Von Frieder Reininghaus |
    Es geht ums Kriegs- und Liebesglück der Herrscher, das rivalisierende Geister und Zaubermeister beeinflussen. Der Erd-Kobold Grimbald will die Briten-Armee ins Moor locken, damit sie dort das Schicksal der Legionen des Varus erfahre; der Luftgeist Philidel arbeitet durch kompetente Aufklärung entgegen. So folgt einem Abenteuer die nächste Verwicklung in einer lose gewobenen Dramaturgie, bei der es jederzeit auch anders kommen könnte, die Bühnenmaschinerie aber der Hauptakteur ist.

    Jürgen Flimms Inszenierung kaschiert den Machwerk-Charakter des King Arthur in keiner Weise, sondern kehrt ihn mit komödiantischer Lust hervor. Dreidimensionaler Aktionismus: Geflügelte Geister und ein Zauberer auf Surfbrett schweben von den seitwärtigen Gerüsten hernieder auf die leuchtend blaue Spielfläche, die rings um einen Orchesterkrater etabliert und mit grellbunter Lineatur überzogen wurde. Intensiv Blau bleibt auch der Gebäude-Torso, der im Hintergrund die Bogenarchitektur der Felsenreitschule zitiert. Abakadabra wird mit Kreide angeschrieben und anderes Graffiti. Ein heiterer Wolkenhimmel deckelt das weite Phantasia-Land; wohl auch, um die nicht allzu stimmkräftigen, manchmal ausgesprochen introvertiert wirkenden Hervorbringungen des Concentus Musicus nicht ganz nach oben hin verpuffen zu lassen. Die besten Momente hat der lange Abend dort, wo die Reflexion der Gefühle Sängern übertragen wird, die verdoppelnd zu den Schauspielern hinzutreten und Innehalten erzwingen.

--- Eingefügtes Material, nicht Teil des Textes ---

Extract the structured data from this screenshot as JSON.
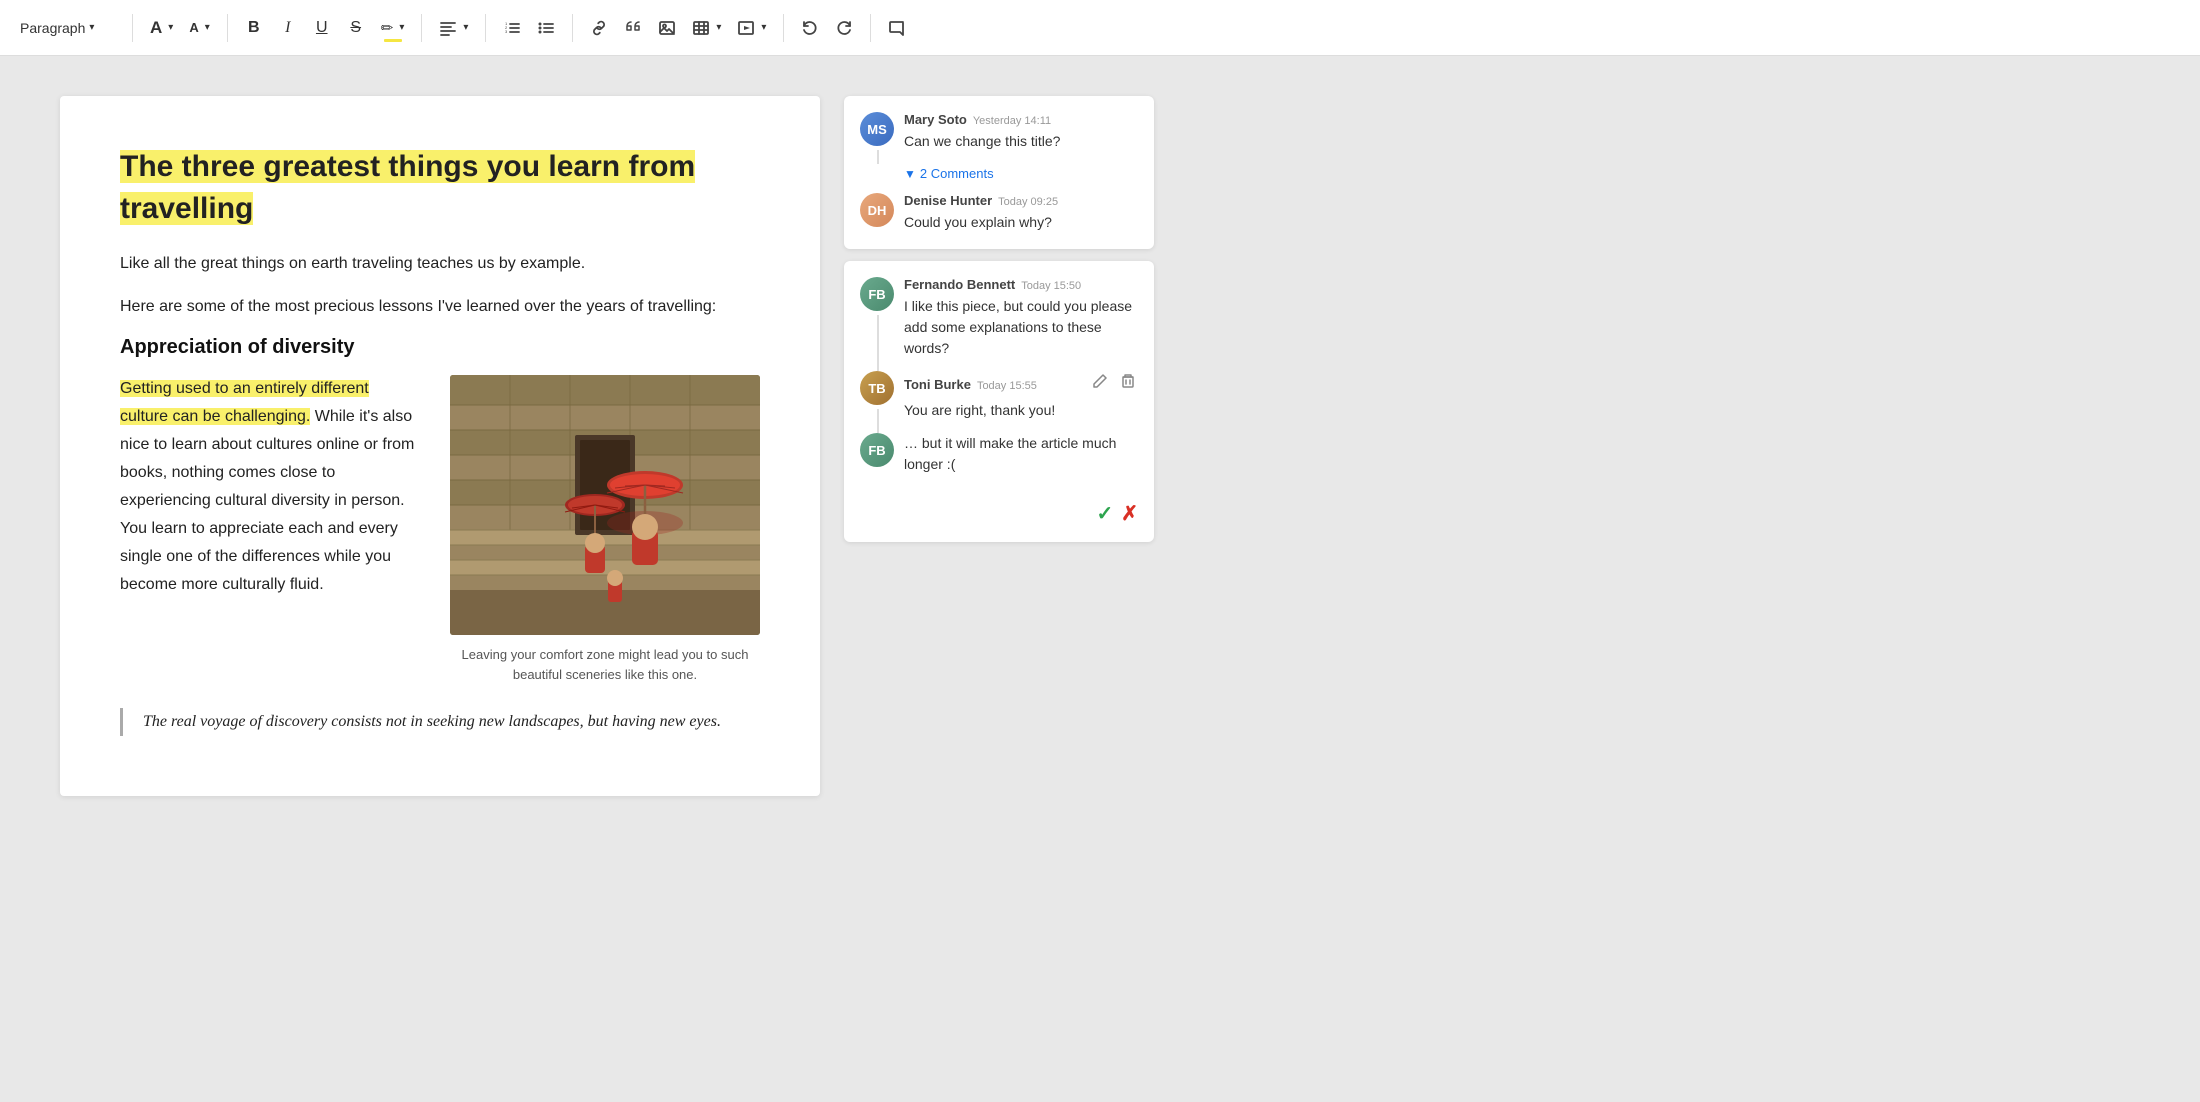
{
  "toolbar": {
    "paragraph_label": "Paragraph",
    "paragraph_chevron": "▾",
    "font_size_up": "A",
    "font_size_down": "A",
    "bold": "B",
    "italic": "I",
    "underline": "U",
    "strikethrough": "S",
    "highlight": "✏",
    "align": "≡",
    "numbered_list": "",
    "bullet_list": "",
    "link": "",
    "quote": "",
    "image": "",
    "table": "",
    "media": "",
    "undo": "",
    "redo": "",
    "comment": ""
  },
  "document": {
    "title": "The three greatest things you learn from travelling",
    "intro1": "Like all the great things on earth traveling teaches us by example.",
    "intro2": "Here are some of the most precious lessons I've learned over the years of travelling:",
    "section1_heading": "Appreciation of diversity",
    "section1_highlight": "Getting used to an entirely different culture can be challenging.",
    "section1_body": " While it's also nice to learn about cultures online or from books, nothing comes close to experiencing cultural diversity in person. You learn to appreciate each and every single one of the differences while you become more culturally fluid.",
    "image_caption": "Leaving your comfort zone might lead you to such beautiful sceneries like this one.",
    "blockquote": "The real voyage of discovery consists not in seeking new landscapes, but having new eyes."
  },
  "comments": {
    "thread1": {
      "card_id": "thread1",
      "comments": [
        {
          "id": "c1",
          "author": "Mary Soto",
          "time": "Yesterday 14:11",
          "text": "Can we change this title?",
          "avatar_label": "MS",
          "avatar_class": "avatar-mary",
          "has_line": true
        }
      ],
      "expand_label": "2 Comments"
    },
    "thread2_reply1": {
      "author": "Denise Hunter",
      "time": "Today 09:25",
      "text": "Could you explain why?",
      "avatar_label": "DH",
      "avatar_class": "avatar-denise"
    },
    "thread2": {
      "card_id": "thread2",
      "comments": [
        {
          "id": "c2",
          "author": "Fernando Bennett",
          "time": "Today 15:50",
          "text": "I like this piece, but could you please add some explanations to these words?",
          "avatar_label": "FB",
          "avatar_class": "avatar-fernando",
          "has_line": true
        },
        {
          "id": "c3",
          "author": "Toni Burke",
          "time": "Today 15:55",
          "text": "You are right, thank you!",
          "avatar_label": "TB",
          "avatar_class": "avatar-toni",
          "has_line": true,
          "has_actions": true
        },
        {
          "id": "c4",
          "author": "",
          "time": "",
          "text": "… but it will make the article much longer :(",
          "avatar_label": "FB",
          "avatar_class": "avatar-fernando",
          "has_line": false,
          "has_actions": false,
          "is_editing": true
        }
      ]
    }
  }
}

Aber über Mittelmaß kommt auch dieser Gesang nicht hinaus.

    Keine Ruh' bei Tag und Nacht. Klaus Kretschmar bestückte seine Bühneninstallation mannigfach mit computeranimierten Bildern, stellte erst einmal die Schauspieler in Großaufnahmen vor. Später, wenn die blinde Prinzessin Emmeline durch sehend wird, macht sie erste Selbstseherfahrungen nicht mit einem Spiegel, sondern per live-Video. Merlins Zauber beschert ihr die Sehkraft – der Magier in mancherlei Gestalt zeigt sich auch als gottväterlich als Projektion am Bühnenhimmel.

    Ständig ist was los. Heftiger Vogelflugverkehr animiert das heidnische Opfer. Später nicken Flamingos, dringt ein Pegasus heran, zischt sogar ein Kampfjet durch die Felsenreitschulbogen. Noch später auch etwas erotische Lineatur und klatschendes Publikum: Statisten der Weltgeschichte sekundieren dem König, der von Michael Maertens nicht eben als Draufgänger, Visionär oder Raufbold gezeigt wird, sondern als feiner Pinkel und Zauderer: Als rechte Memme, die sich eigentlich nur für Emmeline interessiert, doch nicht einmal für diesen Erwerb richtig investiert.

    Die Stimmung wird von Jürgen Flimm weithin karnevalös und clownesk gehalten. Stolperei soll immer wieder die Szene beleben. In der Frost-Szene demonstriert Zauberer Osmond, der Emmeline vorübergehend in seine Gewalt gebracht hat, seine Macht, indem er eine eisige Winterlandschaft heraufbeschwört. Nikolas Harnoncourt, der wacker beim Schwank mitspielt, und seinen Instrumentalisten werden Mützen übergestülpt. Überhaupt verirren sich mehrfach Akteure ins Orchester, wo sie dann über die "grauenhaften" Instrumente kalauern oder versichern, dass dergleichen in der guten alten Zeit unter der Direktion von Dr. Mortier nicht vorgekommen wäre. Da mögen sie nicht ganz Unrecht haben.